There are turning points in a nation's history, and many times they are not only not clear; they are missed completely. The death of ethnic leader Padoh Mahn Sha five years ago was an example of one such turning point. It was not only a tragedy for the Karen, it was a disaster for all of Burma.
At the time there was already a split in the KNU, following the decline and ultimately the death of long-time leader General Bo Mya. This created a power vacuum, between individuals who wanted to stick to the organization's policy to defend the Karen people, and others who had grown tired of waiting for the Karen Revolution to succeed, including in this group people who had become corrupted and who were making business deals with regime officers. Mahn Sha was a strong and principled leader, dedicated to the Revolution's goals, and destined for the top role of Chairman.
His death provided an opening for the opportunists, and ultimately, at last year's Karen Congress, they took over. Without additional action from Aung San Suu Kyi, though, this would have only marked a turning point for the Karen. At the time of Mahn Sha's assassination, she was still holding strong to the goal of real freedom for Burma, and her opposition to ending the sanctions.

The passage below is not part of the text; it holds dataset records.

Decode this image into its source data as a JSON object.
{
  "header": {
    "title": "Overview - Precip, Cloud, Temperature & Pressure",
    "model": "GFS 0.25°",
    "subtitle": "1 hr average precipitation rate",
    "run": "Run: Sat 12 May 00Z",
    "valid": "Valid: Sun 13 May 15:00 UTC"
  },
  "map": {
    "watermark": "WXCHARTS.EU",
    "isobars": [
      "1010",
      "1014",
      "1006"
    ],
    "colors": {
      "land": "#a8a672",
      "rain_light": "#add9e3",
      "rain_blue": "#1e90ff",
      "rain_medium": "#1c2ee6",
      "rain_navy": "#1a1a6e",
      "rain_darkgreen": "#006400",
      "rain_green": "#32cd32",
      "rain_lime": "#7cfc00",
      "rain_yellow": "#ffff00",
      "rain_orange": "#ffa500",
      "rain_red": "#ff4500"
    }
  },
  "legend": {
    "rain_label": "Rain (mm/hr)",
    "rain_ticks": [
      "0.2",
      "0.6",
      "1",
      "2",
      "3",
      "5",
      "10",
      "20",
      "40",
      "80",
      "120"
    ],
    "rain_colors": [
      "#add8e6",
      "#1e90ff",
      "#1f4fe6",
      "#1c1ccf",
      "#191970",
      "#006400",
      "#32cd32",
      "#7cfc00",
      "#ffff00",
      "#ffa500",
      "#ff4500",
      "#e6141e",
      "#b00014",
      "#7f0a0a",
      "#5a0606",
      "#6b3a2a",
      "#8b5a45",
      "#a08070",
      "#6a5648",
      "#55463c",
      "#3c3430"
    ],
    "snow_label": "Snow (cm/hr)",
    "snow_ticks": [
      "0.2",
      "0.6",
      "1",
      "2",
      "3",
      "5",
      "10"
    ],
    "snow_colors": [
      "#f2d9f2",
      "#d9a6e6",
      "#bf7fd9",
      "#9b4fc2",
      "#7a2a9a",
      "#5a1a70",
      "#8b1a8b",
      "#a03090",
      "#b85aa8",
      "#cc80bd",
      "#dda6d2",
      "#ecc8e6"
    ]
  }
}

But, Suu Kyi subsequently turned. She abandoned her positions, reversed course, and became an opportunist as well. So, the lead figure in Burma now backed making a deal with the generals, and which deal would not require them to give up power and permit real democracy. Karen and other ethnic opportunists then jumped on this, as the chance they had been waiting for for years, to end their own struggles in exchange for personal gain.

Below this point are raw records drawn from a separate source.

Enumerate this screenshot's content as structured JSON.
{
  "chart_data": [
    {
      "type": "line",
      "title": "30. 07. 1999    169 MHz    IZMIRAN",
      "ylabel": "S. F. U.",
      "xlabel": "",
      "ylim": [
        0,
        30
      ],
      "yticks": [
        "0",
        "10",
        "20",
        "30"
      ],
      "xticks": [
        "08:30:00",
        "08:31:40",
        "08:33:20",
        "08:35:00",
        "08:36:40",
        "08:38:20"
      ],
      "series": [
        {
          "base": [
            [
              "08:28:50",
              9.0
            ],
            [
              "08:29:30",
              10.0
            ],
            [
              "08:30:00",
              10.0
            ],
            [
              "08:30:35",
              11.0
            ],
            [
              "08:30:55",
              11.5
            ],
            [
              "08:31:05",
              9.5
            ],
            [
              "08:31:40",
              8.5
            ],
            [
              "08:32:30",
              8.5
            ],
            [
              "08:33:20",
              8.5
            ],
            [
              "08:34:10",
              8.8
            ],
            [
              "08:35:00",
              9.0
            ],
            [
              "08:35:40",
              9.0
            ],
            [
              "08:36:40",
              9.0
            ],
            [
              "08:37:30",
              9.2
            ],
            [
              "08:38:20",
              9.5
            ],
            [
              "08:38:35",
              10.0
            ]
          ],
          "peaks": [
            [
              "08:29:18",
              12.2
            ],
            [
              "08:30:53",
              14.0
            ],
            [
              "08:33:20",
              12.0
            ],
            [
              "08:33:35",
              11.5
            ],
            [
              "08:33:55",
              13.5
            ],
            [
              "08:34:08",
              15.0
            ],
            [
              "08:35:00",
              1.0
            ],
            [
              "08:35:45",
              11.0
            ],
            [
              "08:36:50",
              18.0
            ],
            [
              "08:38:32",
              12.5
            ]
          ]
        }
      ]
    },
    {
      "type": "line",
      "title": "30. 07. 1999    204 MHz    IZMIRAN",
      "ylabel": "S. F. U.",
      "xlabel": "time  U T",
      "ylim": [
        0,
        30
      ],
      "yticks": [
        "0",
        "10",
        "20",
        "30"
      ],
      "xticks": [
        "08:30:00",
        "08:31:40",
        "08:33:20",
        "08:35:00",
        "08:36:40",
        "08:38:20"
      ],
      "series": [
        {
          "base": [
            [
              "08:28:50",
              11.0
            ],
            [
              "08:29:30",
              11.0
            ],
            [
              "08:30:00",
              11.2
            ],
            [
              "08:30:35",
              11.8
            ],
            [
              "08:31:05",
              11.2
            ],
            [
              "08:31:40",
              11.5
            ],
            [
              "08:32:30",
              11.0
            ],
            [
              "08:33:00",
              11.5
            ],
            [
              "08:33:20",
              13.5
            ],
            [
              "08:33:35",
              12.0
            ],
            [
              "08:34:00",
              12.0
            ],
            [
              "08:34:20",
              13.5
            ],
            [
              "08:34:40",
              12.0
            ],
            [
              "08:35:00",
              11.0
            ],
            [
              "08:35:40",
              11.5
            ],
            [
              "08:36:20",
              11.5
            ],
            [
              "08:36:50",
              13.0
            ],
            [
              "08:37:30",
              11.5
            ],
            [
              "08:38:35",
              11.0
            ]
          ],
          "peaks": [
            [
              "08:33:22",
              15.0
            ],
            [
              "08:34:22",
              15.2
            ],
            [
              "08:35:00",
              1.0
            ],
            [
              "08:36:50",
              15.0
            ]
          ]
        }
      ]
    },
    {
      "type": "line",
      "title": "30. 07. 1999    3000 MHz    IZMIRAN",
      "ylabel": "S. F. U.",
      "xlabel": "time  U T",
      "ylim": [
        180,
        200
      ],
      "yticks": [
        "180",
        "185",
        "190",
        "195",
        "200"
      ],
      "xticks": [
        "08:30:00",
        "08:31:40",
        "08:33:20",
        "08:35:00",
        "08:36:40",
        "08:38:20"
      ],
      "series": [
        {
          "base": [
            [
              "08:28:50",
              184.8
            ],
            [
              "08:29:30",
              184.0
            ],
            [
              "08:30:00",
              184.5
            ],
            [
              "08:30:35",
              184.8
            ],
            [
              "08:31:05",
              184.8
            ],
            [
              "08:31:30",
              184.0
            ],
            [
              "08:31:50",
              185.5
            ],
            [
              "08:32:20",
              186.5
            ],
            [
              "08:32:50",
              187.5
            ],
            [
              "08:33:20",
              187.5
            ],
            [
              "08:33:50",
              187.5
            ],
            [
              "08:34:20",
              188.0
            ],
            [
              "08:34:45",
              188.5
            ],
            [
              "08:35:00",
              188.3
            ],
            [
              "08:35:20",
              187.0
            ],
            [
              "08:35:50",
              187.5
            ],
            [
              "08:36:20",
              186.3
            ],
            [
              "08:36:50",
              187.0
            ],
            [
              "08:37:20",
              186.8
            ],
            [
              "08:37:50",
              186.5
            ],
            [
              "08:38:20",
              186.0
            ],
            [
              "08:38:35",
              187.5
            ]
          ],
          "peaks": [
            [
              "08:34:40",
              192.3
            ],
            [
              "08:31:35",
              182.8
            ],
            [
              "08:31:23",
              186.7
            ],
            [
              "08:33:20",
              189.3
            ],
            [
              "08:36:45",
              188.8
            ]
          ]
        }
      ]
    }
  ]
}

A precursor for all of this was another event, of which few people are even aware. "Pro-democracy" funder OSI had a conference in Washington, D.C. in October 2004, titled Managing Economic Transitions: The Role of Global Institutions and Lessons for Burma/Myanmar. I attended this conference. It's main point was that the time had come to start developing Burma, democracy be damned. Big money interests were also tired of waiting. The conference actually had as its agenda initiating the development, but a curious thing happened. Ethnic nationality participants made their voices heard, in no uncertain terms. Development would have to wait until real freedom for their peoples - for all of Burma - was achieved.

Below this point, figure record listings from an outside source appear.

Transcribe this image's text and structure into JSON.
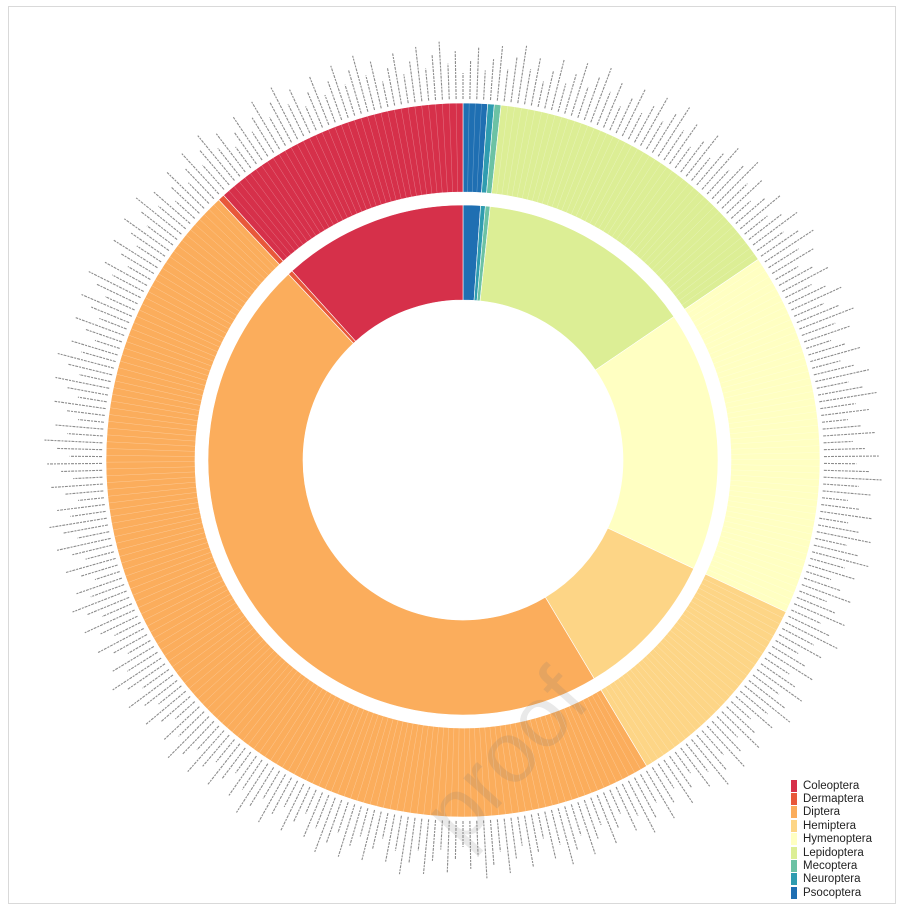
{
  "chart_data": {
    "type": "pie",
    "subtype": "two-ring sunburst",
    "title": "",
    "legend_position": "bottom-right",
    "rings": [
      "inner: order share",
      "outer: species within order"
    ],
    "categories": [
      "Psocoptera",
      "Neuroptera",
      "Mecoptera",
      "Lepidoptera",
      "Hymenoptera",
      "Hemiptera",
      "Diptera",
      "Dermaptera",
      "Coleoptera"
    ],
    "values": [
      1.1,
      0.3,
      0.3,
      13.8,
      16.5,
      9.4,
      46.6,
      0.3,
      11.7
    ],
    "colors": [
      "#1f6fb2",
      "#2f9cb0",
      "#6cc2a4",
      "#dcee95",
      "#ffffc2",
      "#fdd586",
      "#fbad5c",
      "#e8583a",
      "#d6304a"
    ],
    "legend": [
      "Coleoptera",
      "Dermaptera",
      "Diptera",
      "Hemiptera",
      "Hymenoptera",
      "Lepidoptera",
      "Mecoptera",
      "Neuroptera",
      "Psocoptera"
    ],
    "legend_colors": [
      "#d6304a",
      "#e8583a",
      "#fbad5c",
      "#fdd586",
      "#ffffc2",
      "#dcee95",
      "#6cc2a4",
      "#2f9cb0",
      "#1f6fb2"
    ],
    "outer_leaf_labels_note": ""
  },
  "watermark": "proof"
}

This remained the status quo until Suu Kyi changed. Of note, she has never properly explained her decision. Then, the broader significance of Mahn Sha's assassination became clear. Without it, he would have been leading the KNU. I can't say how he would have reacted to Suu Kyi's volte-face, but he certainly would never have abandoned the KNU's goals, much less permitted the Burma Army to totally militarize Karen State, as is now happening under the opportunists. The ethnic flank would have remained intact, and developments in the country, certainly corporate exploitation in ethnic areas, would have proceeded much more slowly, if at all.
Interestingly, another key participant at the 2004 conference was Harn Yawnghwe, of EBO. At the behest of his European funders, he has been one of the strongest proponents of development. It was under his influence that many of the ethnic opportunists rallied over more conservative voices, and signed ceasefires.
So, Suu Kyi surrendered, and Harn Yawnghwe finally could pursue his objective that the ethnic nationalities do the same, without the strong hand of Padoh Mahn Sha to counter his treachery. You'll note that he and the Karen opportunists were with Aung Min at the KIO meeting in China.